A ação judicial teve origem em um vídeo onde Rui Costa Pimenta associa Kim Kataguiri ao nazismo, afirmando que o parlamentar “já não é cúmplice do genocídio, ele já entra como agente do genocídio.” A quantia pedida por Kataguiri na ação era de R$ 30.000.
Rui Costa Pimenta recorreu ao STF por meio de um Recurso Extraordinário, argumentando que sua fala estaria protegida pela liberdade de expressão. No entanto, Flávio Dino negou o recurso, citando a súmula 279 da Corte, que impede o reexame de provas em recursos extraordinários, o que seria necessário no caso em questão.
Palavras “nazistinha” e “agente do genocídio” consideradas difamatórias
O ministro Flávio Dino reafirmou o entendimento das instâncias inferiores, que consideraram palavras como “palhaço” e “nazistinha” como tendo um claro intuito difamatório. A decisão destaca que a associação a crimes graves como nazismo e genocídio pode prejudicar a reputação de uma pessoa perante a sociedade.
A juíza de primeira instância, Tatiana Dias da Silva Medina, já havia se manifestado sobre o caso, pontuando que, “a expressão do pensamento pela opinião pela qual alguém acusa outrem de genocida e de nazista perante a sociedade brasileira pode mal afamá-lo perante esta sociedade.”
Em segunda instância, a 2ª Turma Cível do TJDFT reforçou essa visão, entendendo que o vídeo de Rui Costa Pimenta possuía apenas “aparência de caráter informativo” e que o presidente do PCO “abusou de sua liberdade de expressão”.

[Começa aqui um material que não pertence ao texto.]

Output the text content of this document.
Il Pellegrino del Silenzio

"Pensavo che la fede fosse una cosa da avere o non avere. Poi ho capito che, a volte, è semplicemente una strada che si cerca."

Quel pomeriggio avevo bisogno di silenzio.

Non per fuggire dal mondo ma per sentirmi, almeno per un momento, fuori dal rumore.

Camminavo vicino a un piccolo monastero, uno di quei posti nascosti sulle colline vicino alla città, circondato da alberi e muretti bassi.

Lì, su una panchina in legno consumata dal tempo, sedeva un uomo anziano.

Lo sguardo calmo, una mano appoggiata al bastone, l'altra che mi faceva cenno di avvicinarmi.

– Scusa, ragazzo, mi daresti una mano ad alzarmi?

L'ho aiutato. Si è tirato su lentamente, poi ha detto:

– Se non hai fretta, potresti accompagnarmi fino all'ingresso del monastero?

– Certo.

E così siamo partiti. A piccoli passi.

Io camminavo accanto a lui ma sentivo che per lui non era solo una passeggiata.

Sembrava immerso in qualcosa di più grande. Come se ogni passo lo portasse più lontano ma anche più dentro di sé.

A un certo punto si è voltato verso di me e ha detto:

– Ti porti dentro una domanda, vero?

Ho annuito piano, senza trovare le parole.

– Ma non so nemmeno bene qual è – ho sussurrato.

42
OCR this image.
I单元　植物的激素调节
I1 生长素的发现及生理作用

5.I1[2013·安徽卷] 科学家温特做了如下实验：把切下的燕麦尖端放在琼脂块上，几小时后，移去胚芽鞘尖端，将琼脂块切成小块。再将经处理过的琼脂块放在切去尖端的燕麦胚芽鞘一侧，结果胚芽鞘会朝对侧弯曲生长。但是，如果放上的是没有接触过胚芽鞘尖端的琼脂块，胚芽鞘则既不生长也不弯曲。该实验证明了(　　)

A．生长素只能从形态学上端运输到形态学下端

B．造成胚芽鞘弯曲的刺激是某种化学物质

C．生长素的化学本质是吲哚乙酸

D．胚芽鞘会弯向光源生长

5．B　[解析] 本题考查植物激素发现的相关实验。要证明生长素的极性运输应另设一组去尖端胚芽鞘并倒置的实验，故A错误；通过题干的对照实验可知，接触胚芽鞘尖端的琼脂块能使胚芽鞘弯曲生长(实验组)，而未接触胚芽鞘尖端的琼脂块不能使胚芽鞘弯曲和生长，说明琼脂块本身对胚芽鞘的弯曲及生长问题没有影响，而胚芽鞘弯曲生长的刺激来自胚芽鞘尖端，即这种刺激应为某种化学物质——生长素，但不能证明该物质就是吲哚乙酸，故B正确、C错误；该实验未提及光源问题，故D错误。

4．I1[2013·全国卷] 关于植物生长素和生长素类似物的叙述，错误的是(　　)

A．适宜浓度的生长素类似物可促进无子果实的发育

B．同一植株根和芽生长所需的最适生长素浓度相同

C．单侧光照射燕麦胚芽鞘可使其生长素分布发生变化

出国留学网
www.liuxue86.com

Vídeo foi removido e defesa de Rui cita “genocida” contra Bolsonaro
O vídeo em questão, que comentava uma ação popular de Kim Kataguiri contra repasses à UNRWA, foi removido do YouTube por violar os termos de serviço da plataforma. A ação de Kataguiri questionava o uso de recursos da agência da ONU em auxílio a grupos acusados de terrorismo.
Na sua defesa, Rui Costa Pimenta buscou um paralelo com o uso do termo “genocida” contra o ex-presidente Jair Bolsonaro, argumentando que críticas mais ácidas não deveriam gerar responsabilização automática. Ele defende que as críticas políticas, mesmo que contundentes, não configurariam violação à honra.
Kim Kataguiri aponta “radicalismo político” do PCO
Kim Kataguiri, em sua petição inicial, descreveu o réu e o PCO como figuras marcadas pelo “radicalismo político”. Ele citou o apoio público a regimes ditatoriais, como os da Coreia do Norte e o stalinista, e alegou que o partido teria incentivado atos de violência contra membros do Movimento Brasil Livre (MBL), ao qual o deputado é filiado.
A Gazeta do Povo entrou em contato com a defesa de Rui Costa Pimenta para obter um posicionamento sobre a decisão, e o espaço permanece aberto para manifestação.